Em caso de diferenças, o secretário-executivo tem de ter a capacidade de dizer aos chefes de Estado para se sentarem à mesa e resolver as diferenças, nem que seja necessário levar quarenta e oito horas sem sair da sala. E as decisões da SADC não são tomadas por voto. São tomadas por consenso e o processo de construção de consensos é muito difícil e isso obriga o secretário-executivo a andar de porta-a-porta para construir a coesão, daí a razão destes cabelos brancos (risos).
Mas como encontrou a organização na sua chegada?
O segundo aspecto foi dar dignidade à instituição. Quando cheguei a Gaberone, as pessoas perguntavam onde é a sede da SADC. Uns estavam no edifício doado pelo governo tswana, a quem agradecemos, outros estavam em casas arrendadas. Estávamos divididos e dispersos por toda a cidade de Gaberone. Entendi que aquilo não podia continuar. Era preciso termos uma casa. Era preciso termos um tecto. Era preciso dar dignidade à instituição. Trabalhamos. Desenhamos um projecto. Discutimos com os ministros das Finanças da organização, com quem fui mandatado para interagir e pusemos uma excelente equipa de arquitectos a desenhar o projecto. Demos os nossos inputs e construímos a sede da organização. Trouxemos todas as direcções e unidades para debaixo do mesmo tecto.
Hoje, já temos um endereço – a sede da SADC – para onde trouxemos pessoas provenientes de quinze culturas diferentes, backgrounds diferentes, hábitos diferentes, formações diferentes, para trabalharmos como uma equipa, independentemente da nossa origem, francófonos, anglófonos, lusófonos. Aqui somos uma equipa que tem um trabalho e um mandato.
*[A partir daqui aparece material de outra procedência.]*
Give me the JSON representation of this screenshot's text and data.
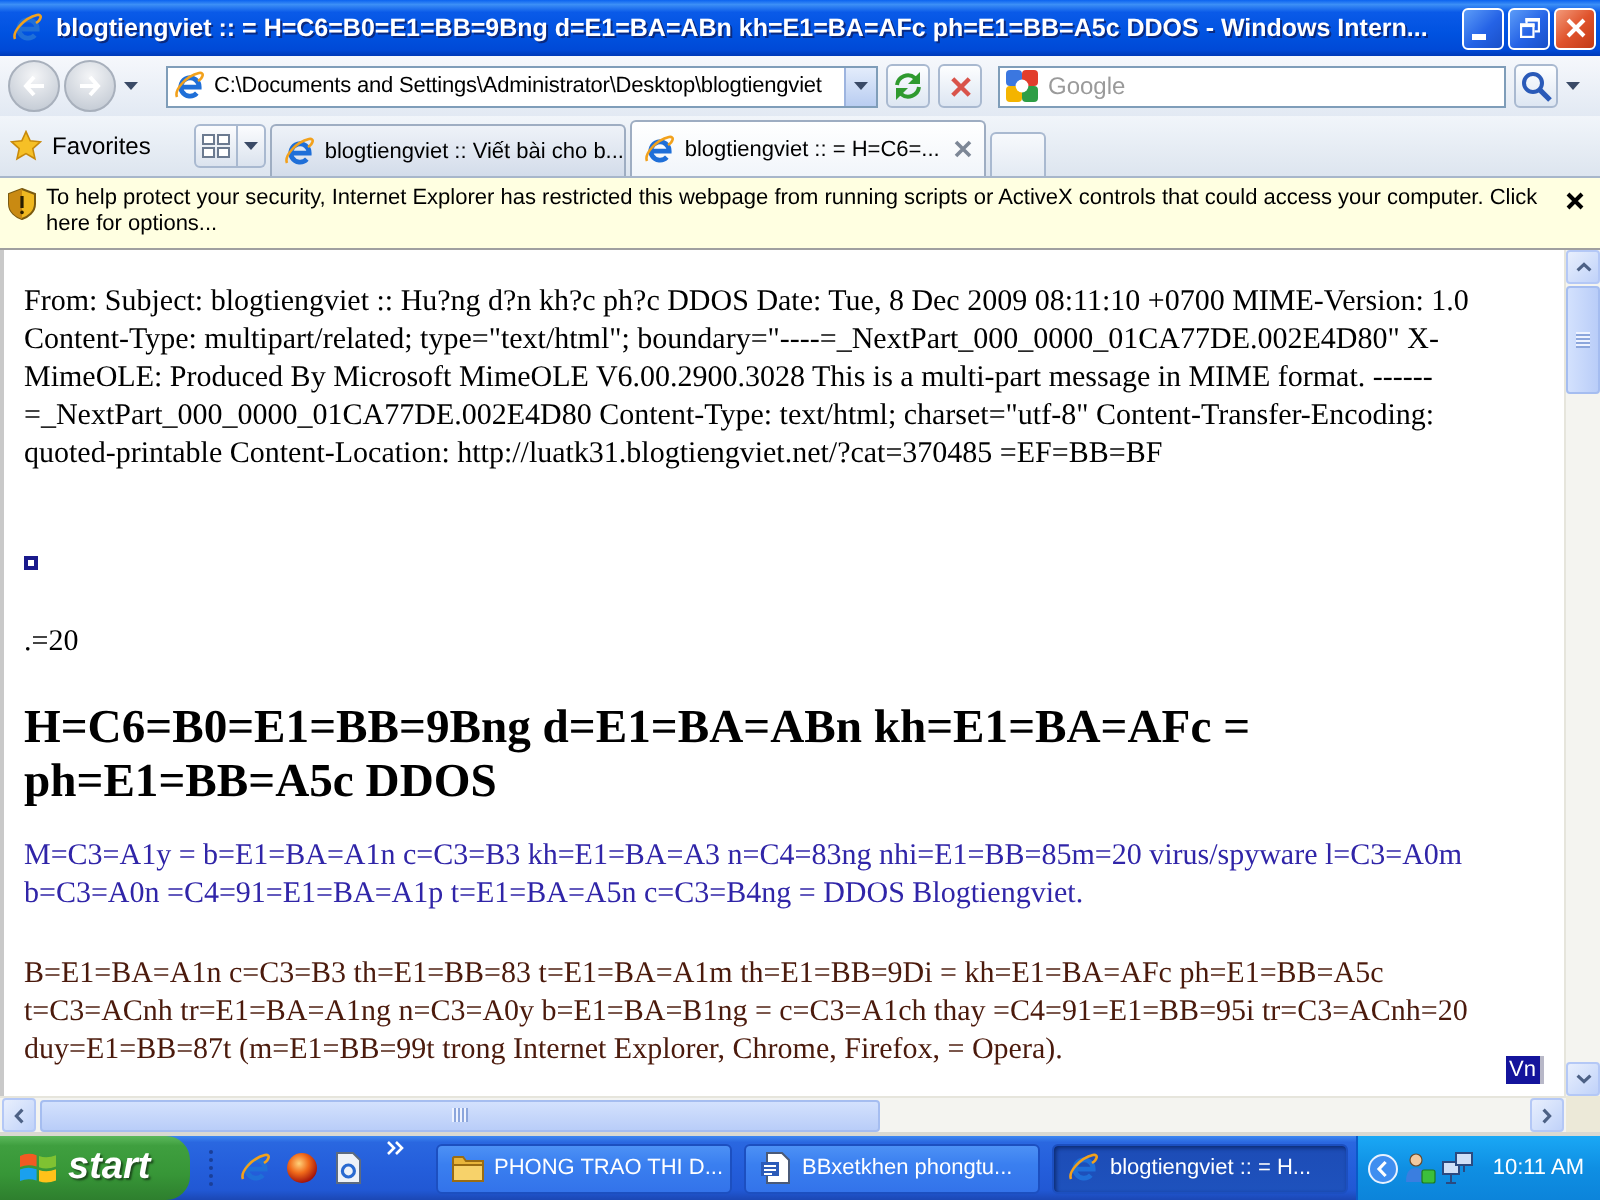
{
  "window": {
    "title": "blogtiengviet :: = H=C6=B0=E1=BB=9Bng d=E1=BA=ABn kh=E1=BA=AFc ph=E1=BB=A5c DDOS - Windows Intern..."
  },
  "nav": {
    "buttons": [
      {
        "kind": "back",
        "disabled": true
      },
      {
        "kind": "forward",
        "disabled": true
      }
    ],
    "address": "C:\\Documents and Settings\\Administrator\\Desktop\\blogtiengviet",
    "search": {
      "placeholder": "Google"
    }
  },
  "favorites": {
    "label": "Favorites"
  },
  "tabs": [
    {
      "label": "blogtiengviet :: Viết bài cho b...",
      "selected": false
    },
    {
      "label": "blogtiengviet :: = H=C6=...",
      "selected": true
    }
  ],
  "info_bar": {
    "message": "To help protect your security, Internet Explorer has restricted this webpage from running scripts or ActiveX controls that could access your computer. Click here for options..."
  },
  "page": {
    "header": "From: Subject: blogtiengviet :: Hu?ng d?n kh?c ph?c DDOS Date: Tue, 8 Dec 2009 08:11:10 +0700 MIME-Version: 1.0 Content-Type: multipart/related; type=\"text/html\"; boundary=\"----=_NextPart_000_0000_01CA77DE.002E4D80\" X-MimeOLE: Produced By Microsoft MimeOLE V6.00.2900.3028 This is a multi-part message in MIME format. ------=_NextPart_000_0000_01CA77DE.002E4D80 Content-Type: text/html; charset=\"utf-8\" Content-Transfer-Encoding: quoted-printable Content-Location: http://luatk31.blogtiengviet.net/?cat=370485 =EF=BB=BF",
    "fragment": ".=20",
    "heading": "H=C6=B0=E1=BB=9Bng d=E1=BA=ABn kh=E1=BA=AFc = ph=E1=BB=A5c DDOS",
    "paragraphs": [
      {
        "text": "M=C3=A1y = b=E1=BA=A1n c=C3=B3 kh=E1=BA=A3 n=C4=83ng nhi=E1=BB=85m=20 virus/spyware l=C3=A0m b=C3=A0n =C4=91=E1=BA=A1p t=E1=BA=A5n c=C3=B4ng = DDOS Blogtiengviet.",
        "color": "#3025a8"
      },
      {
        "text": "B=E1=BA=A1n c=C3=B3 th=E1=BB=83 t=E1=BA=A1m th=E1=BB=9Di = kh=E1=BA=AFc ph=E1=BB=A5c t=C3=ACnh tr=E1=BA=A1ng n=C3=A0y b=E1=BA=B1ng = c=C3=A1ch thay =C4=91=E1=BB=95i tr=C3=ACnh=20 duy=E1=BB=87t (m=E1=BB=99t trong Internet Explorer, Chrome, Firefox, = Opera).",
        "color": "#4b1a0c"
      }
    ],
    "indicator": "Vn"
  },
  "taskbar": {
    "start": "start",
    "buttons": [
      {
        "kind": "folder",
        "label": "PHONG TRAO THI D...",
        "selected": false
      },
      {
        "kind": "document",
        "label": "BBxetkhen phongtu...",
        "selected": false
      },
      {
        "kind": "browser",
        "label": "blogtiengviet :: = H...",
        "selected": true
      }
    ],
    "clock": "10:11 AM"
  }
}
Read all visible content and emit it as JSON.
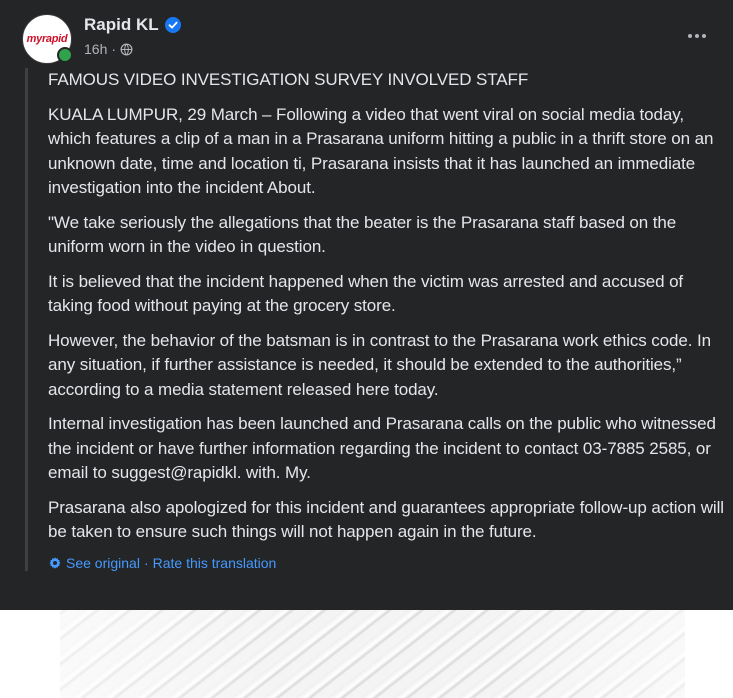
{
  "post": {
    "author": "Rapid KL",
    "avatar_text": "myrapid",
    "time": "16h",
    "time_separator": "·",
    "paragraphs": [
      "FAMOUS VIDEO INVESTIGATION SURVEY INVOLVED STAFF",
      "KUALA LUMPUR, 29 March – Following a video that went viral on social media today, which features a clip of a man in a Prasarana uniform hitting a public in a thrift store on an unknown date, time and location ti, Prasarana insists that it has launched an immediate investigation into the incident About.",
      "\"We take seriously the allegations that the beater is the Prasarana staff based on the uniform worn in the video in question.",
      "It is believed that the incident happened when the victim was arrested and accused of taking food without paying at the grocery store.",
      "However, the behavior of the batsman is in contrast to the Prasarana work ethics code. In any situation, if further assistance is needed, it should be extended to the authorities,” according to a media statement released here today.",
      "Internal investigation has been launched and Prasarana calls on the public who witnessed the incident or have further information regarding the incident to contact 03-7885 2585, or email to suggest@rapidkl. with. My.",
      "Prasarana also apologized for this incident and guarantees appropriate follow-up action will be taken to ensure such things will not happen again in the future."
    ],
    "translation": {
      "see_original": "See original",
      "separator": "·",
      "rate": "Rate this translation"
    }
  },
  "icons": {
    "verified": "verified-badge-icon",
    "globe": "globe-icon",
    "more": "more-options-icon",
    "gear": "gear-icon"
  },
  "colors": {
    "background": "#242526",
    "text": "#e4e6eb",
    "secondary": "#b0b3b8",
    "link": "#4599ff",
    "verified": "#1877f2",
    "online": "#31a24c"
  }
}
Por outro lado, as unidades da SADC estavam dispersas pelos quinze países da organização. Tiveram que ser desmanteladas e transferidas para Gaberone. Por outro lado, não havia sistemas, processos e procedimentos padronizados. Tivemos que construir sistemas administrativos, financeiros, tecnologias de informação e comunicação, construir uma instituição. E levamos cinco a seis anos – de 2005 a 2011. Mas fomos fazendo auditorias sistemáticas ao trabalho que estávamos a fazer.
E ganharam prestígio internacional…
Em 2011, a União Europeia veio ter connosco e disse: nós acreditamos nos vossos processos e nos vossos sistemas. Têm standards internacionais e por isso vamos colocar o nosso dinheiro à disposição da organização. Não é qualquer instituição que faz isso. Veio o Banco Mundial, o Banco Africano de Desenvolvimento (BAD) e todas outras instituições e todos renderam pelo nosso trabalho.